Todos los días desde hace 30 años a las dos o tres de la madrugada al menos una treintena de vendedores de la localidad de Maya Balam, compuesta en su mayoría por refugiados guatemaltecos, llega a los alrededores del mercado Manuel Altamirano, en Chetumal, para ofertar a costos bajos productos frescos que son cosechados en las localidades del sur del estado.
Gaspar Francisco Francisco es uno de los vendedores conocidos como los cuchumatanes, por su origen guatemalteco, esos que llegaron a tierras quintanarroenses hace más de 30 años huyendo de las matanzas indígenas que ordenaba el régimen militar de aquel entonces en el país centroamericano.
Frijol, plátanos, limón, naranja agria y dulce, pepita, calabaza, maíz, chaya, papaya, rábanos, piña, mandarina, chile habanero, pepino, son parte de la variedad de verduras y frutas frescas que ofrecen estos comerciantes.

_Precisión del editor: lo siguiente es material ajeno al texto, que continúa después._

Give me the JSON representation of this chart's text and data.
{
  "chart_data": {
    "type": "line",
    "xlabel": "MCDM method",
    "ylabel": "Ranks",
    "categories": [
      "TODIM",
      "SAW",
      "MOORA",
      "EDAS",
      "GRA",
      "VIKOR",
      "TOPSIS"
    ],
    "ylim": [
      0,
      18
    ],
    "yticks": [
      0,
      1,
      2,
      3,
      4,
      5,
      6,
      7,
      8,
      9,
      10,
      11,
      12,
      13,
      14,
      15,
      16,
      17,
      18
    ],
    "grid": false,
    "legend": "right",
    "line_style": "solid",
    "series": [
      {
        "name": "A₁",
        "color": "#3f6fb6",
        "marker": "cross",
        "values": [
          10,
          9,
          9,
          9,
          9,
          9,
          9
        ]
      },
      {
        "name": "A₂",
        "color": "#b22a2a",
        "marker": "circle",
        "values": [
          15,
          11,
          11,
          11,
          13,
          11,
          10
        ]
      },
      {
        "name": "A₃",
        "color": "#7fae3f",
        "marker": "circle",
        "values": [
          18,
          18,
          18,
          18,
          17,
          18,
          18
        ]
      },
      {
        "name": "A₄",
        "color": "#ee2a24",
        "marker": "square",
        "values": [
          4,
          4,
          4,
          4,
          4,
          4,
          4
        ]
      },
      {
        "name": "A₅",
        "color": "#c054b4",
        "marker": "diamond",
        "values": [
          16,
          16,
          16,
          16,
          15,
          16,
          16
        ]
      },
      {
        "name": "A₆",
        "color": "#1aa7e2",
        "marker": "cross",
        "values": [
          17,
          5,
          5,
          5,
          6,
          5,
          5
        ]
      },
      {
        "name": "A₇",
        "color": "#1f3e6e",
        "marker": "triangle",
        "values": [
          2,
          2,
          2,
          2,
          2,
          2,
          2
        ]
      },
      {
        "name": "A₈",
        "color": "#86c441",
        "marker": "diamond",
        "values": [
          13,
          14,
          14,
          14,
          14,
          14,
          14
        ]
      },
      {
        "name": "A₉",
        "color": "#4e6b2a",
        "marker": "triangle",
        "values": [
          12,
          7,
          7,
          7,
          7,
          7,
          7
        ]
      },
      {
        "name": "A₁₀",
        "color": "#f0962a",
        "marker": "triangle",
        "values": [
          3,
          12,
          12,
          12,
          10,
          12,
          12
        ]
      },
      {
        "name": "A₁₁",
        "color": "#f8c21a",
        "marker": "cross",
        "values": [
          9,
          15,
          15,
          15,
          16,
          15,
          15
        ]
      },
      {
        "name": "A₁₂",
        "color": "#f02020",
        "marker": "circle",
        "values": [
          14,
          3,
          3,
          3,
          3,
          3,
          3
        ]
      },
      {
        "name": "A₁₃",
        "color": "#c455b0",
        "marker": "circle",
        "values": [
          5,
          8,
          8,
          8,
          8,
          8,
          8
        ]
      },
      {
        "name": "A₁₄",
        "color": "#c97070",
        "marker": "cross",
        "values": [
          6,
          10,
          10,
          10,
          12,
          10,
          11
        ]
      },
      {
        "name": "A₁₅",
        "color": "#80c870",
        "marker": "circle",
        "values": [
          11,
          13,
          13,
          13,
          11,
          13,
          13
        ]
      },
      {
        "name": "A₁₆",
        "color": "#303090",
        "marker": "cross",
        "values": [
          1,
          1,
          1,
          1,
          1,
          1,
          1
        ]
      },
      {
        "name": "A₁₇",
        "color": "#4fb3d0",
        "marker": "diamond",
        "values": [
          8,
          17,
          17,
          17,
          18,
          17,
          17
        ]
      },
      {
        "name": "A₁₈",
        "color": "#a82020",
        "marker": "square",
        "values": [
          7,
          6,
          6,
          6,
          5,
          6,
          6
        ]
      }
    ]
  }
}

La mayoría son mujeres, algunas de la tercera edad, quienes parten prácticamente desde la medianoche de la localidad en un autobús hacia Chetumal, donde llegan entre dos y tres de la mañana.
Don Gaspar asegura que desde las 3:30 de la mañana ya hay clientes y que a esa hora comienza la venta. “Hay que subir la carga, bajarla y acomodar, a las tres y media ya hay gente comprando, hay quienes nos compran por caja y lo llevan a vender a otros lados”, narra.
En tres décadas nunca les habían pedido desalojar la vía pública, que es la única manera en la que comercian los productos de su comunidad, pero en medio de la pandemia el Ayuntamiento de Othón P. Blanco los desalojó y envió a la colonia del Bosque, en donde sus ventas les resultaban insuficientes.
“No nos permitían vender, la comida se nos echaba a perder, la gente no iba a comprarnos ahí, pero aquí pues no estamos estorbando, la gente nos busca, no estamos robando y cumplimos con el pago; aquí en cambio la gente se lleva por bulto”, señala el productor.
El Ayuntamiento dirigido por Otoniel Segovia Martínez, a través de la Dirección de Fiscalización y Vía Pública, les comenzó a cobrar 200 pesos cada mes y luego los retiró en lo más álgido de la pandemia, aunque la suya es una actividad considerada esencial.
“Gracias a Dios que no nos morimos por la enfermedad, nos íbamos a morir de hambre (…) estuvimos tirados dos noches acá cuidando que no nos quitaran, el presidente municipal nos dijo que los locatarios no quieren que estemos aquí porque damos muy barato”, cuenta don Gaspar.
Él cree que la gente les apoyó para conservar su lugar de venta sobre la calle Confederación Nacional Campesina porque sus precios son muy bajos. Aunque tuvieron que dividirse para acudir en diferentes días y cumplir con la sana distancia.